Get A Bigger Tax Refund With A Stock-Selling Trick You Might Not Know About
With the end of the year comes the sometimes arduous task of filing your annual income tax return. Unfortunately, that includes taxes on any shares of stock, ETFs, or other investments that you sold at a profit. At the time of writing, the benchmark S&P 500 index is up approximately 26% year-to-date, while the blue chip Dow Jones index has rallied more than 18%. Therefore, odds are that you'll owe Uncle Sam if you cashed out during this epic rally.
To be clear, assets that are sold at a higher price than was originally paid have experienced a capital gain, which is a taxable event. The IRS has two different sets of rates for capital gains tax: short term and long. Like the name implies, long-term capital gains tax applies to assets which have been held for longer than one year (even just one year plus one day). Long-term capital gains are taxed at a lower rate than regular income tax. For 2024, the long-term rates are either 0%, 15%, or 20% depending on how much other taxable income you have.
Assets or investments held for one year or less are subject to short-term capital gains tax rates, which are exactly the same as regular income tax. However, what if not all of your investment picks were successful? If you're been sitting on a few stock market losers, the end of the year might be the perfect time to sell to reduce your tax burden on the winners.

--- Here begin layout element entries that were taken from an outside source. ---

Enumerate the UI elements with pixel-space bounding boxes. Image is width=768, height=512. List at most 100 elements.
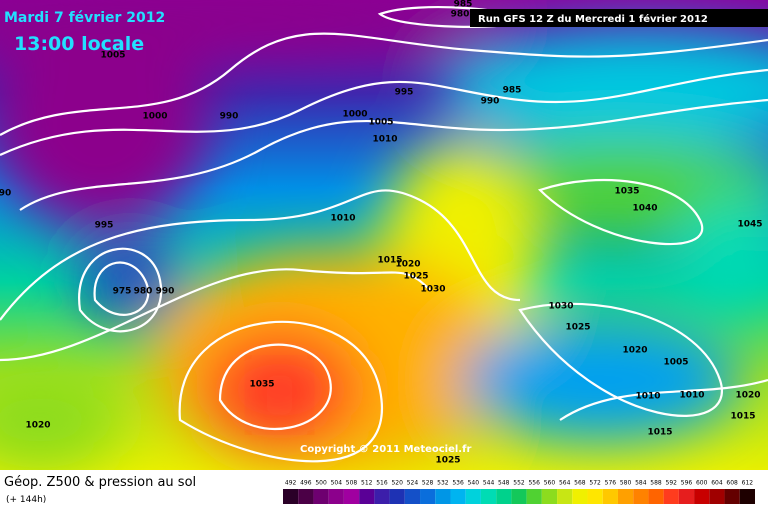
field [0,0,768,470]
scale-swatch [602,489,618,504]
isobar-label: 995 [395,88,414,98]
legend-title: Géop. Z500 & pression au sol [4,475,196,490]
isobar-label: 1025 [403,272,428,282]
isobar-label: 995 [95,221,114,231]
isobar-label: 1040 [632,204,657,214]
scale-swatch [404,489,421,504]
isobar-label: 1035 [249,380,274,390]
scale-label: 524 [407,480,419,487]
isobar-label: 1015 [647,428,672,438]
scale-label: 612 [742,480,754,487]
scale-swatch [389,489,405,504]
scale-label: 508 [346,480,358,487]
scale-label: 568 [574,480,586,487]
scale-swatch [526,489,542,504]
scale-label: 540 [468,480,480,487]
scale-label: 596 [681,480,693,487]
isobar-label: 990 [220,112,239,122]
isobar-label: 90 [0,189,11,199]
scale-label: 520 [391,480,403,487]
isobar-label: 1000 [342,110,367,120]
scale-swatch [648,489,664,504]
scale-label: 572 [589,480,601,487]
scale-label: 500 [315,480,327,487]
isobar-label: 1015 [377,256,402,266]
scale-label: 564 [559,480,571,487]
scale-label: 608 [726,480,738,487]
isobar-label: 1045 [737,220,762,230]
scale-swatch [496,489,512,504]
scale-swatch [678,489,695,504]
scale-label: 512 [361,480,373,487]
scale-label: 516 [376,480,388,487]
isobar-label: 1015 [730,412,755,422]
isobar-label: 1020 [25,421,50,431]
isobars [0,6,768,463]
isobar-label: 1025 [435,456,460,466]
scale-label: 548 [498,480,510,487]
scale-label: 532 [437,480,449,487]
scale-label: 536 [452,480,464,487]
time-label: 13:00 locale [14,33,144,55]
isobar-label: 990 [156,287,175,297]
scale-label: 588 [650,480,662,487]
scale-swatch [450,489,466,504]
scale-swatch [572,489,588,504]
isobar-label: 1030 [420,285,445,295]
scale-label: 556 [528,480,540,487]
run-box [470,9,768,27]
scale-swatch [435,489,451,504]
scale-swatch [298,489,314,504]
isobar-label: 1010 [372,135,397,145]
scale-swatch [420,489,436,504]
scale-swatch [541,489,558,504]
isobar-label: 1010 [330,214,355,224]
isobar-label: 1020 [395,260,420,270]
scale-swatch [465,489,481,504]
scale-swatch [374,489,390,504]
scale-swatch [739,489,755,504]
isobar-label: 990 [481,97,500,107]
scale-label: 600 [696,480,708,487]
scale-label: 544 [483,480,495,487]
isobar-label: 985 [454,0,473,10]
isobar-label: 1005 [663,358,688,368]
run-label: Run GFS 12 Z du Mercredi 1 février 2012 [478,13,708,25]
scale-swatch [359,489,375,504]
scale-swatch [724,489,740,504]
isobar-label: 980 [451,10,470,20]
scale-swatch [480,489,497,504]
scale-swatch [557,489,573,504]
scale-label: 528 [422,480,434,487]
isobar-label: 1035 [614,187,639,197]
scale-label: 560 [544,480,556,487]
date-label: Mardi 7 février 2012 [4,10,165,26]
scale-swatch [663,489,679,504]
scale-label: 496 [300,480,312,487]
isobar-label: 1000 [142,112,167,122]
isobar-label: 1020 [622,346,647,356]
isobar-label: 1010 [679,391,704,401]
isobar-label: 1005 [100,51,125,61]
scale-swatch [617,489,634,504]
isobar-label: 975 [113,287,132,297]
scale-label: 592 [666,480,678,487]
scale-swatch [633,489,649,504]
scale-label: 492 [285,480,297,487]
isobar-label: 985 [503,86,522,96]
legend-lead: (+ 144h) [6,495,46,505]
scale-swatch [343,489,360,504]
isobar-label: 1030 [548,302,573,312]
scale-label: 576 [605,480,617,487]
scale-swatch [313,489,329,504]
scale-label: 604 [711,480,723,487]
scale-label: 584 [635,480,647,487]
copyright: Copyright © 2011 Meteociel.fr [300,444,471,455]
scale-swatch [283,489,299,504]
isobar-label: 1010 [635,392,660,402]
scale-label: 504 [331,480,343,487]
scale-swatch [587,489,603,504]
scale-swatch [511,489,527,504]
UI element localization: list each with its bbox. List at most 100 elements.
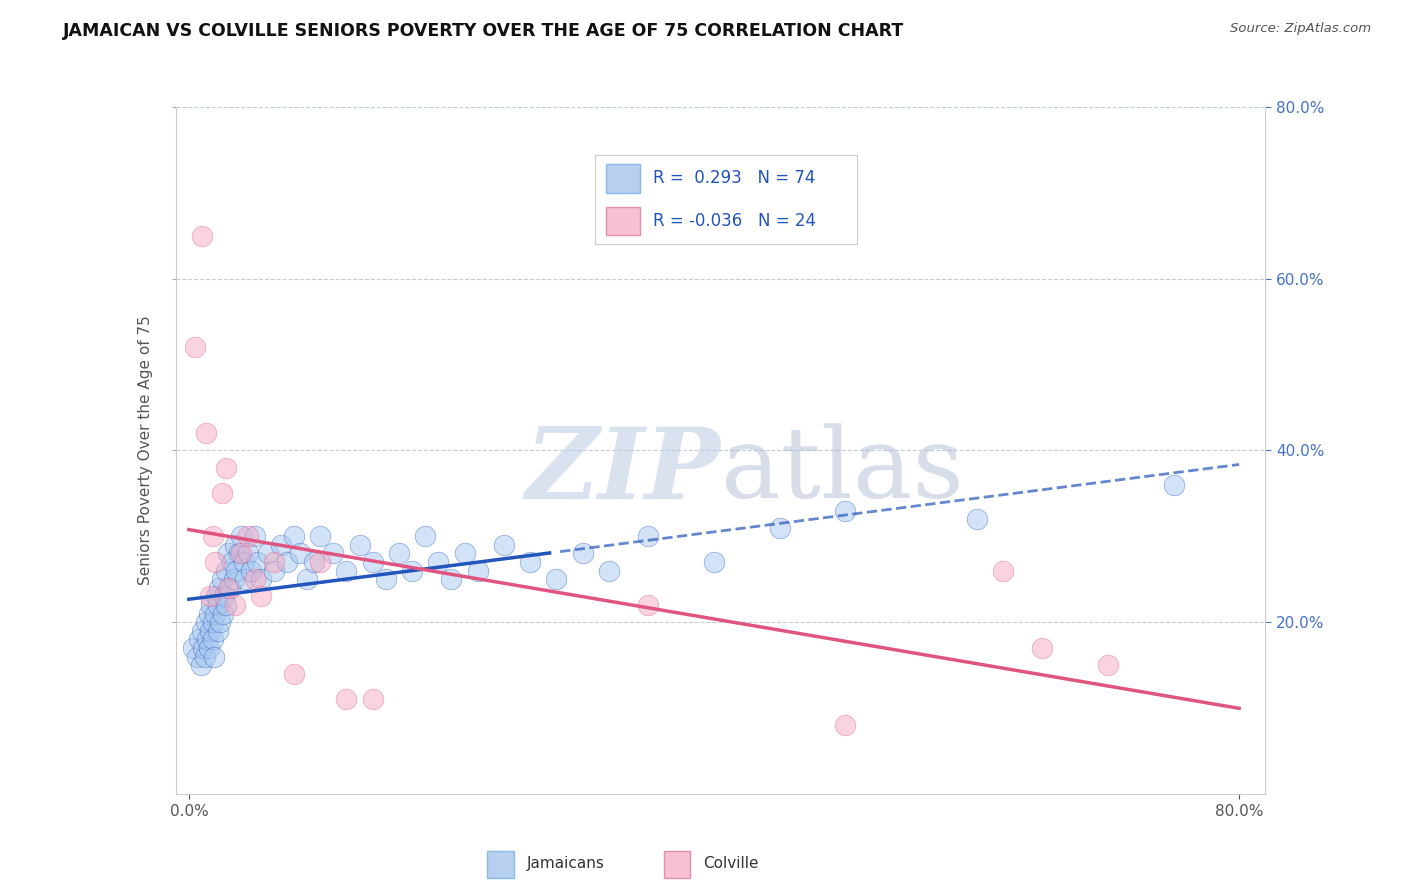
Point <box>207 598 229 612</box>
Point <box>197 640 219 655</box>
Point <box>217 546 239 561</box>
Point <box>256 546 278 561</box>
Point <box>637 529 659 543</box>
Point <box>198 590 221 604</box>
Point <box>209 615 232 630</box>
Point <box>233 572 256 586</box>
Point <box>1097 658 1119 673</box>
Point <box>388 546 411 561</box>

Earners in higher tax brackets will benefit more
In investing, selling failing investments at a loss in order to reduce — or even eliminate — your tax exposure on profitable transactions is known as "tax-loss harvesting." Of course, this concept only applies to taxable accounts like a brokerage account, not retirement accounts such as IRAs or 401(k)s which are tax sheltered. Investments in those types of accounts can be bought and sold at will without tax consequences so long as the funds remain within the accounts until the proper age for withdrawals is reached, with exceptions for extenuating circumstances.
For example, if you realized a gain of $20,000 on investment A, which was held for 300 days, but lost $8,000 on investment B, which you owned for a period of 200 days, that translates into paying capital gains on just $12,000 rather than the full $20,000 profit from investment A. You can determine if the new 2025 tax brackets will affect you personally, but assuming that an investor is in the 22% income tax bracket, that's a savings of $1,760 ($8,000 x 0.22).
If you were particularly unlucky and your losing investments outnumbered your winners, you're allowed to deduct up to $3,000 in investment losses from your regular earned income. If your investing loss is greater than $3,000, that loss can be carried forward to future tax years until it's exhausted. However, before you purge your brokerage account of every losing position, there are a few considerations to keep in mind.
Don't accidentally sacrifice long-term gains
In the rush to minimize your tax obligations, don't forget that the whole point of investing in the stock market — whether through individual shares or ETFs — is long-term capital growth. Short-term volatility and price fluctuations are to be expected and will typically moderate over a longer period of time. Unless you're an active trader, getting overzealous about selling your losing position for a small tax benefit could be viewed as a bad move in future years, so consider carefully.
If you do decide to engage in tax loss harvesting to garner a bigger tax refund, be sure to make your moves by December 31. Unlike some other investing tasks that can be completed up until the tax-filing deadline — like contributing to a retirement account — tax-loss harvesting must be complete by the end of the calendar year. Finally, you'll want to be cautious of repurchasing an exact or even a "substantially similar" investment within 30 days before or after your tax loss sale. Otherwise, the IRS may disallow the loss.
If you've truly lost confidence in one or more investments that have declined in value since purchasing, selling them to offset your profitable transactions can reduce your income tax exposure and possibly even result in a larger refund. However, knowing when to sell a stock is complicated. As always, Money Digest recommends consulting with a financial advisor or tax preparation expert to reinforce your decision.